Accused of Witchcraft
Image: Tituba’s Encounter with Cotton Mather in the Woods of Salem
A scene from the play Giles Corey of the Salem Farms
Illustration in The Political Works of Henry Wadsworth Longfellow, Volume II
Tituba was a South American Indian woman, not an African American slave, as is commonly believed. She was originally from an Arawak village in South America, where she was captured as a child, taken to Barbados and sold into slavery. It was in Barbados that her life first became entangled with that of Reverend Samuel Parris.
Samuel Parris was the son of an Englishman who bought land in Barbados in the 1650s. Samuel was sent to Massachusetts to study at Harvard, where he was in 1673 when his father died. At the age of 20, Parris inherited his father’s land in Barbados.
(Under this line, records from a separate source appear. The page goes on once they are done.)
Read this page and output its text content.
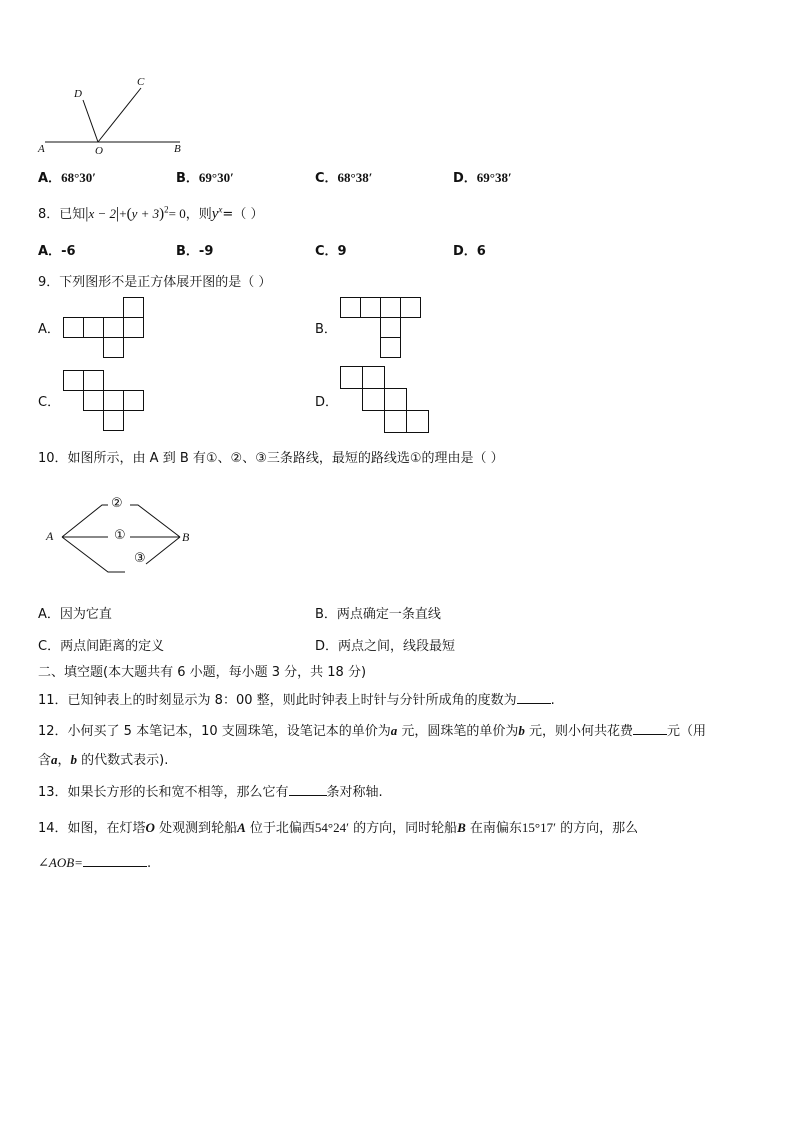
A	O	B
C
D
A．68°30′	B．69°30′	C．68°38′	D．69°38′
8．已知$|x - 2|+(y + 3)^2= 0$，则$y^x=$（ ）
A．-6	B．-9	C．9	D．6
9．下列图形不是正方体展开图的是（ ）
A．	B．
C．	D．
10．如图所示，由 A 到 B 有①、②、③三条路线，最短的路线选①的理由是（ ）
A	B
①
②
③
A．因为它直	B．两点确定一条直线
C．两点间距离的定义	D．两点之间，线段最短
二、填空题(本大题共有 6 小题，每小题 3 分，共 18 分)
11．已知钟表上的时刻显示为 8：00 整，则此时钟表上时针与分针所成角的度数为	.
12．小何买了 5 本笔记本，10 支圆珠笔，设笔记本的单价为a 元，圆珠笔的单价为b 元，则小何共花费	元（用
含a，b 的代数式表示).
13．如果长方形的长和宽不相等，那么它有	条对称轴.
14．如图，在灯塔O 处观测到轮船A 位于北偏西54°24′ 的方向，同时轮船B 在南偏东15°17′ 的方向，那么
∠AOB=	.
After graduating from Harvard, Parris moved back to the island of Barbados to settle the old estate. He leased out the family sugar plantation and settled in an area called Bridgetown, where he established himself as a credit agent for other sugar planters.
Parris was unmarried at the time and acquired two Indian slaves – Tituba and John – to manage his household. Tituba was likely between the age of 12 and 17 at the time, which led to speculation that she may have also served as his concubine. She was most likely purchased by Parris from one of his business associates, or was given to him to settle a debt.
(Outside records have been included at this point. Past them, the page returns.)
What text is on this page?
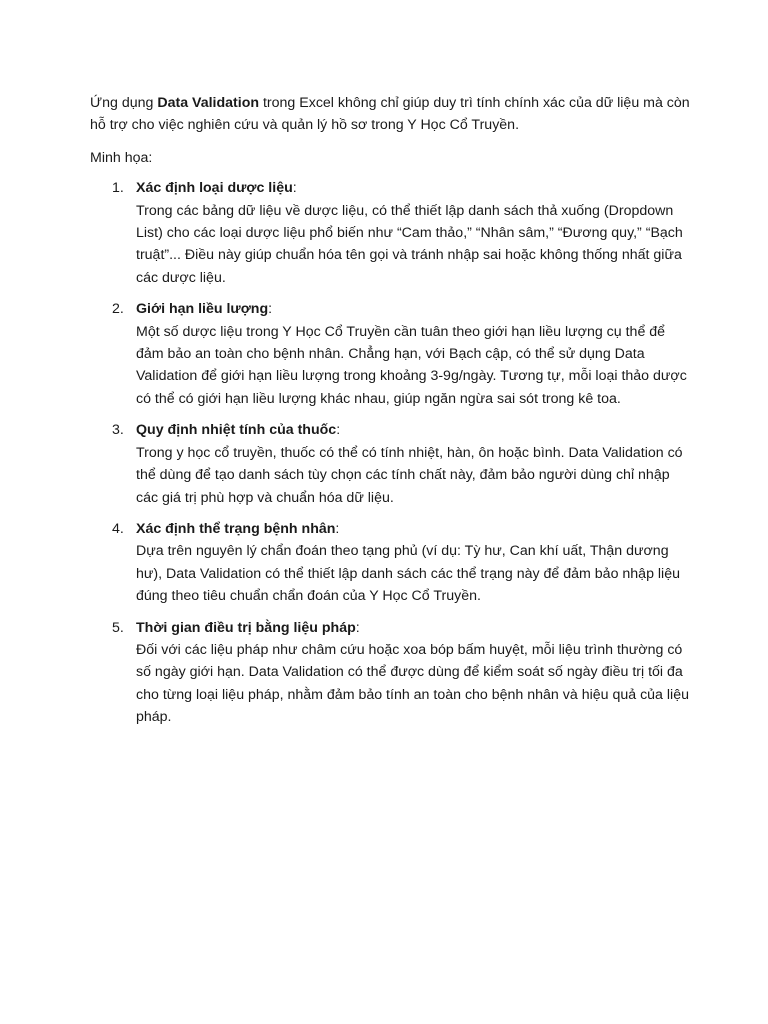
Ứng dụng Data Validation trong Excel không chỉ giúp duy trì tính chính xác của dữ liệu mà còn hỗ trợ cho việc nghiên cứu và quản lý hồ sơ trong Y Học Cổ Truyền.

Minh họa:

1. Xác định loại dược liệu:
Trong các bảng dữ liệu về dược liệu, có thể thiết lập danh sách thả xuống (Dropdown List) cho các loại dược liệu phổ biến như “Cam thảo,” “Nhân sâm,” “Đương quy,” “Bạch truật”... Điều này giúp chuẩn hóa tên gọi và tránh nhập sai hoặc không thống nhất giữa các dược liệu.
2. Giới hạn liều lượng:
Một số dược liệu trong Y Học Cổ Truyền cần tuân theo giới hạn liều lượng cụ thể để đảm bảo an toàn cho bệnh nhân. Chẳng hạn, với Bạch cập, có thể sử dụng Data Validation để giới hạn liều lượng trong khoảng 3-9g/ngày. Tương tự, mỗi loại thảo dược có thể có giới hạn liều lượng khác nhau, giúp ngăn ngừa sai sót trong kê toa.
3. Quy định nhiệt tính của thuốc:
Trong y học cổ truyền, thuốc có thể có tính nhiệt, hàn, ôn hoặc bình. Data Validation có thể dùng để tạo danh sách tùy chọn các tính chất này, đảm bảo người dùng chỉ nhập các giá trị phù hợp và chuẩn hóa dữ liệu.
4. Xác định thể trạng bệnh nhân:
Dựa trên nguyên lý chẩn đoán theo tạng phủ (ví dụ: Tỳ hư, Can khí uất, Thận dương hư), Data Validation có thể thiết lập danh sách các thể trạng này để đảm bảo nhập liệu đúng theo tiêu chuẩn chẩn đoán của Y Học Cổ Truyền.
5. Thời gian điều trị bằng liệu pháp:
Đối với các liệu pháp như châm cứu hoặc xoa bóp bấm huyệt, mỗi liệu trình thường có số ngày giới hạn. Data Validation có thể được dùng để kiểm soát số ngày điều trị tối đa cho từng loại liệu pháp, nhằm đảm bảo tính an toàn cho bệnh nhân và hiệu quả của liệu pháp.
When Parris moved to Boston in 1680, Tituba and John accompanied him. During his first New England winter, Parris married Elizabeth Eldridge. A year later, Elizabeth gave birth to a son, Thomas, then two daughters, Betty and Susahanna.
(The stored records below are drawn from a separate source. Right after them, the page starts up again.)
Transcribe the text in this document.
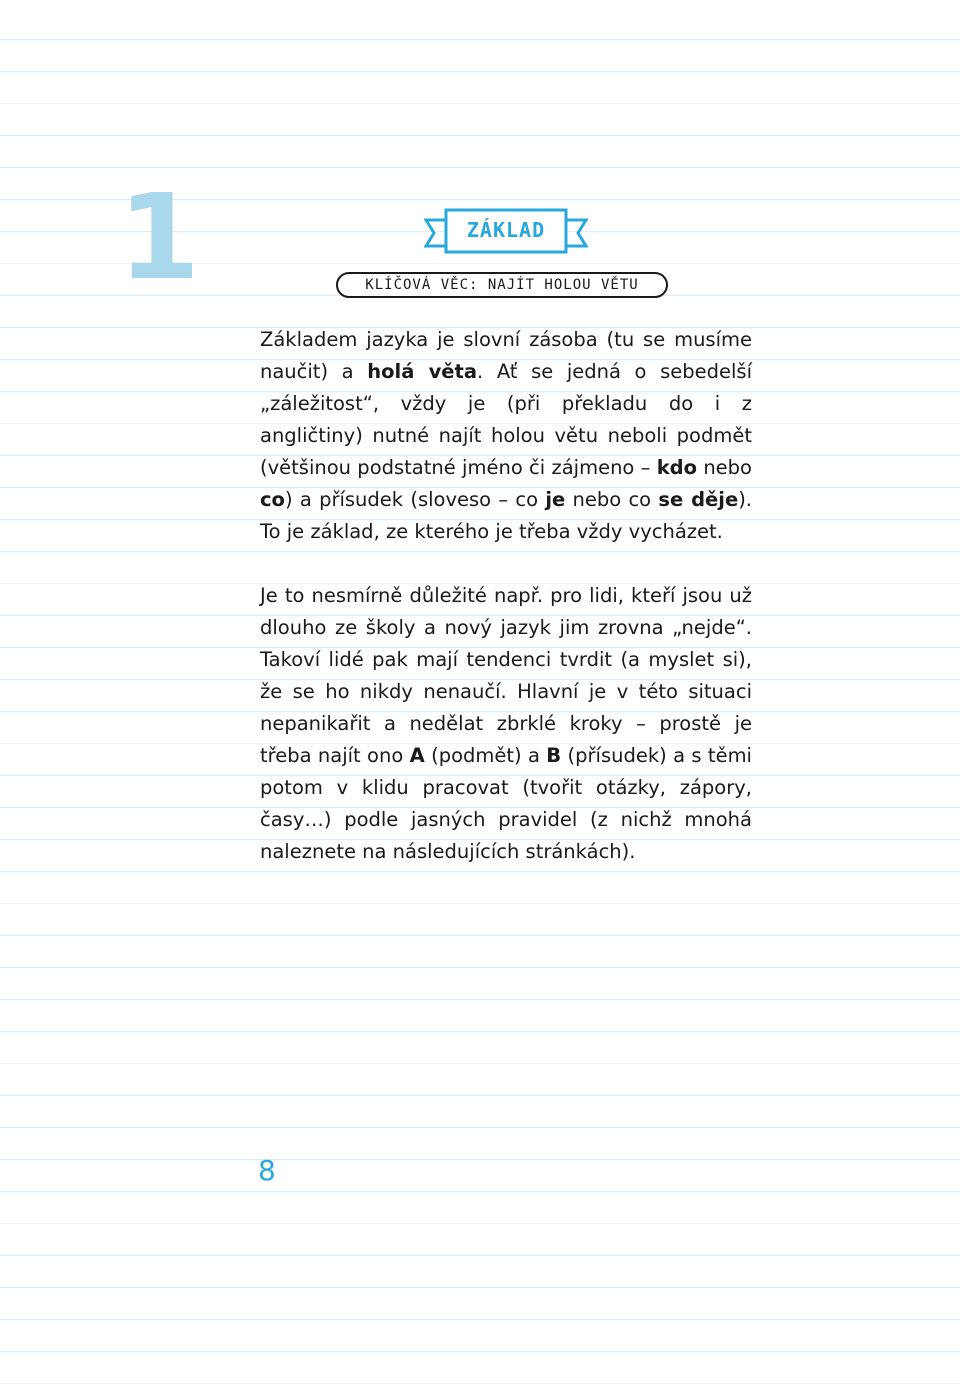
1	ZÁKLAD
KLÍČOVÁ VĚC: NAJÍT HOLOU VĚTU

Základem jazyka je slovní zásoba (tu se musíme naučit) a holá věta. Ať se jedná o sebedelší „záležitost“, vždy je (při překladu do i z angličtiny) nutné najít holou větu neboli podmět (většinou podstatné jméno či zájmeno – kdo nebo co) a přísudek (sloveso – co je nebo co se děje). To je základ, ze kterého je třeba vždy vycházet.

Je to nesmírně důležité např. pro lidi, kteří jsou už dlouho ze školy a nový jazyk jim zrovna „nejde“. Takoví lidé pak mají tendenci tvrdit (a myslet si), že se ho nikdy nenaučí. Hlavní je v této situaci nepanikařit a nedělat zbrklé kroky – prostě je třeba najít ono A (podmět) a B (přísudek) a s těmi potom v klidu pracovat (tvořit otázky, zápory, časy…) podle jasných pravidel (z nichž mnohá naleznete na následujících stránkách).

8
Dissatisfied with the life of a merchant, Parris considered a change in vocation. In 1686, he began substituting for absent ministers and speaking at informal church gatherings. After the birth of their third child, Parris became the Village’s new preacher. He and his family settled in the parsonage, and Parris began his ministerial duties in July 1689.
The slaves Tituba and John were married in 1689, about the same time the Parris family moved to Salem. It is believed that Tituba had only one child, a daughter named Violet, who would remain in Parris’ household until his death.
Dissatisfaction in the community with Parris as a minister began in 1691, and manifested itself in the sporadic payment of his salary. In October, a committee refused to impose a tax to pay his salary and for fire wood through the winter. In response, Parris’ sermons began to focus on warnings against a conspiracy in the village against the church, and he attributed the evil to the forces of Satan taking hold in Salem.
It was also in 1691 that Parris’s daughter Betty and his niece, Abigail Williams (now also living in his household), most likely inspired by the tales of Tituba, began to dabble in fortune telling and other decidedly non-Puritan activities. Betty began to develop strange symptoms: pinching, prickling and choking sensations.
Several physicians were unable to diagnose the problem, but Dr. William Griggs suggested that her malady must be the result of witchcraft. Parris organized prayer meetings and days of fasting in an attempt to alleviate Betty’s symptoms. He also fanned the flames of witchcraft suspicions from his pulpit.
Tituba participated in the preparation of a witch cake – a mixture of rye and Betty’s urine that was cooked and fed to a dog, in the belief that the dog would then reveal the identity of the person who had bewitched Betty. Reverend Parris was enraged when he found out about the cake, and soon thereafter the afflicted girls named Tituba as a witch and she was arrested.
Parris beat Tituba until she confessed, and she likely did so to avoid further punishment. In her confession, she apologized for hurting Betty, and professed her love for the child. By confessing early on, Tituba avoided the ordeal of a trial, and she provided evidence against two other accused witches – Sarah Good and Sarah Osborne.
When public sentiment toward the accusers began to change, Tituba recanted her confession. This further enraged Parris, who then refused to pay the jailer’s fee to get Tituba out a prison. She spent thirteen months in jail until an unknown person paid the seven pounds for her release and bought her.
It is likely that the same person bought her husband, John, because Puritans were not inclined to split up married couples, even slaves. It is unknown what happened to Tituba after she began her life with her new owner.